Physicist Writes Thousands of Wiki Biographies for Women in STEM
- Editor OGN Daily
- Oct 14
- 1 min read
Jess Wade wrote her first Wikipedia biography in 2019 about Kim Cobb, an American climatologist who - despite earning several scientific accolades - had never been written about on the world's most popular online encyclopedia.

“I met her at a science event, and I was massively impressed,” said Wade, a British physicist, who, after a quick search online, was stunned to see that Cobb had no profile on the public platform.
Wade had accidentally stumbled upon something she found troubling: Cobb was one of countless deserving women whose names - and lengthy list of achievements - had yet to be documented on Wikipedia, launched in 2001, and now used by roughly 2 billion people a month who are seeking information about people, ideas and topics.
“Despite women making up 51 percent of the global population, only about 19 percent of biographies on English language Wikipedia are about women,” Wade mentioned in a 2024 podcast recording with Scientific American. “And that’s not just women scientists. That’s women in all professional areas. That’s anyone that the Internet has deemed notable.”

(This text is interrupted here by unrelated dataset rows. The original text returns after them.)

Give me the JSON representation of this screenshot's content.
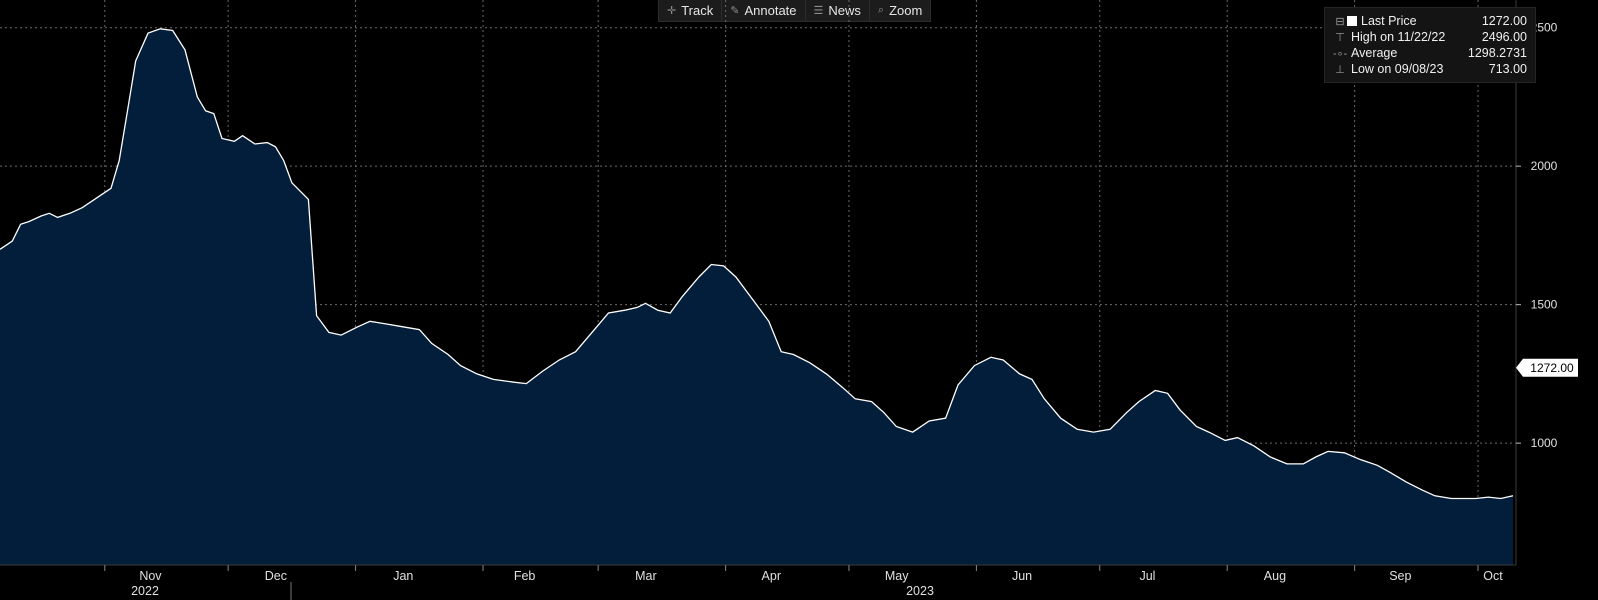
{
  "toolbar": {
    "items": [
      {
        "label": "Track",
        "icon": "crosshair-icon"
      },
      {
        "label": "Annotate",
        "icon": "pencil-icon"
      },
      {
        "label": "News",
        "icon": "news-icon"
      },
      {
        "label": "Zoom",
        "icon": "magnifier-icon"
      }
    ]
  },
  "legend": {
    "rows": [
      {
        "label": "Last Price",
        "value": "1272.00"
      },
      {
        "label": "High on 11/22/22",
        "value": "2496.00"
      },
      {
        "label": "Average",
        "value": "1298.2731"
      },
      {
        "label": "Low on 09/08/23",
        "value": "713.00"
      }
    ]
  },
  "last_price_tag": "1272.00",
  "colors": {
    "fill": "#031e3a",
    "line": "#ffffff",
    "grid": "#6a6a6a",
    "background": "#000000"
  },
  "chart_data": {
    "type": "area",
    "title": "",
    "xlabel": "",
    "ylabel": "",
    "ylim": [
      560,
      2600
    ],
    "y_ticks": [
      1000,
      1500,
      2000,
      2500
    ],
    "x_tick_labels": [
      "Nov",
      "Dec",
      "Jan",
      "Feb",
      "Mar",
      "Apr",
      "May",
      "Jun",
      "Jul",
      "Aug",
      "Sep",
      "Oct"
    ],
    "year_labels": [
      "2022",
      "2023"
    ],
    "x_range": [
      "2022-10-07",
      "2023-10-10"
    ],
    "grid": true,
    "series": [
      {
        "values": [
          [
            "2022-10-07",
            1700
          ],
          [
            "2022-10-10",
            1730
          ],
          [
            "2022-10-12",
            1790
          ],
          [
            "2022-10-14",
            1800
          ],
          [
            "2022-10-17",
            1820
          ],
          [
            "2022-10-19",
            1830
          ],
          [
            "2022-10-21",
            1815
          ],
          [
            "2022-10-24",
            1830
          ],
          [
            "2022-10-27",
            1850
          ],
          [
            "2022-10-31",
            1890
          ],
          [
            "2022-11-03",
            1920
          ],
          [
            "2022-11-05",
            2020
          ],
          [
            "2022-11-07",
            2200
          ],
          [
            "2022-11-09",
            2380
          ],
          [
            "2022-11-12",
            2480
          ],
          [
            "2022-11-15",
            2496
          ],
          [
            "2022-11-18",
            2490
          ],
          [
            "2022-11-21",
            2420
          ],
          [
            "2022-11-24",
            2250
          ],
          [
            "2022-11-26",
            2200
          ],
          [
            "2022-11-28",
            2190
          ],
          [
            "2022-11-30",
            2100
          ],
          [
            "2022-12-03",
            2090
          ],
          [
            "2022-12-05",
            2110
          ],
          [
            "2022-12-08",
            2080
          ],
          [
            "2022-12-11",
            2085
          ],
          [
            "2022-12-13",
            2070
          ],
          [
            "2022-12-15",
            2020
          ],
          [
            "2022-12-17",
            1940
          ],
          [
            "2022-12-21",
            1880
          ],
          [
            "2022-12-23",
            1460
          ],
          [
            "2022-12-26",
            1400
          ],
          [
            "2022-12-29",
            1390
          ],
          [
            "2023-01-02",
            1420
          ],
          [
            "2023-01-05",
            1440
          ],
          [
            "2023-01-09",
            1430
          ],
          [
            "2023-01-13",
            1420
          ],
          [
            "2023-01-17",
            1410
          ],
          [
            "2023-01-20",
            1360
          ],
          [
            "2023-01-24",
            1320
          ],
          [
            "2023-01-27",
            1280
          ],
          [
            "2023-01-31",
            1250
          ],
          [
            "2023-02-04",
            1230
          ],
          [
            "2023-02-09",
            1220
          ],
          [
            "2023-02-12",
            1215
          ],
          [
            "2023-02-16",
            1260
          ],
          [
            "2023-02-20",
            1300
          ],
          [
            "2023-02-24",
            1330
          ],
          [
            "2023-02-28",
            1400
          ],
          [
            "2023-03-04",
            1470
          ],
          [
            "2023-03-08",
            1480
          ],
          [
            "2023-03-11",
            1490
          ],
          [
            "2023-03-13",
            1505
          ],
          [
            "2023-03-16",
            1480
          ],
          [
            "2023-03-19",
            1470
          ],
          [
            "2023-03-22",
            1530
          ],
          [
            "2023-03-26",
            1600
          ],
          [
            "2023-03-29",
            1645
          ],
          [
            "2023-04-01",
            1640
          ],
          [
            "2023-04-04",
            1600
          ],
          [
            "2023-04-08",
            1520
          ],
          [
            "2023-04-12",
            1440
          ],
          [
            "2023-04-15",
            1330
          ],
          [
            "2023-04-18",
            1320
          ],
          [
            "2023-04-22",
            1290
          ],
          [
            "2023-04-26",
            1250
          ],
          [
            "2023-04-30",
            1200
          ],
          [
            "2023-05-03",
            1160
          ],
          [
            "2023-05-07",
            1150
          ],
          [
            "2023-05-10",
            1110
          ],
          [
            "2023-05-13",
            1060
          ],
          [
            "2023-05-17",
            1040
          ],
          [
            "2023-05-21",
            1080
          ],
          [
            "2023-05-25",
            1090
          ],
          [
            "2023-05-28",
            1210
          ],
          [
            "2023-06-01",
            1280
          ],
          [
            "2023-06-05",
            1310
          ],
          [
            "2023-06-08",
            1300
          ],
          [
            "2023-06-12",
            1250
          ],
          [
            "2023-06-15",
            1230
          ],
          [
            "2023-06-18",
            1160
          ],
          [
            "2023-06-22",
            1090
          ],
          [
            "2023-06-26",
            1050
          ],
          [
            "2023-06-30",
            1040
          ],
          [
            "2023-07-04",
            1050
          ],
          [
            "2023-07-08",
            1110
          ],
          [
            "2023-07-11",
            1150
          ],
          [
            "2023-07-15",
            1190
          ],
          [
            "2023-07-18",
            1180
          ],
          [
            "2023-07-21",
            1120
          ],
          [
            "2023-07-25",
            1060
          ],
          [
            "2023-07-28",
            1040
          ],
          [
            "2023-08-01",
            1010
          ],
          [
            "2023-08-04",
            1020
          ],
          [
            "2023-08-08",
            990
          ],
          [
            "2023-08-12",
            950
          ],
          [
            "2023-08-16",
            925
          ],
          [
            "2023-08-20",
            925
          ],
          [
            "2023-08-23",
            950
          ],
          [
            "2023-08-26",
            970
          ],
          [
            "2023-08-30",
            965
          ],
          [
            "2023-09-03",
            940
          ],
          [
            "2023-09-07",
            920
          ],
          [
            "2023-09-10",
            895
          ],
          [
            "2023-09-14",
            860
          ],
          [
            "2023-09-18",
            830
          ],
          [
            "2023-09-21",
            810
          ],
          [
            "2023-09-25",
            800
          ],
          [
            "2023-09-28",
            800
          ],
          [
            "2023-10-01",
            800
          ],
          [
            "2023-10-04",
            805
          ],
          [
            "2023-10-07",
            800
          ],
          [
            "2023-10-10",
            810
          ]
        ]
      }
    ]
  }
}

Wikipedia is “used by pretty much everyone,” says Wade. She realized that “despite it being this incredibly important resource, it was suffering from a lack of content, particularly about women, but also about people of color.”
She decided to set about fixing this imbalance and, since 2019, has taken it upon herself to write more than 2,000 Wikipedia pages for female and minority scientists and engineers whose accomplishments were not chronicled on the site.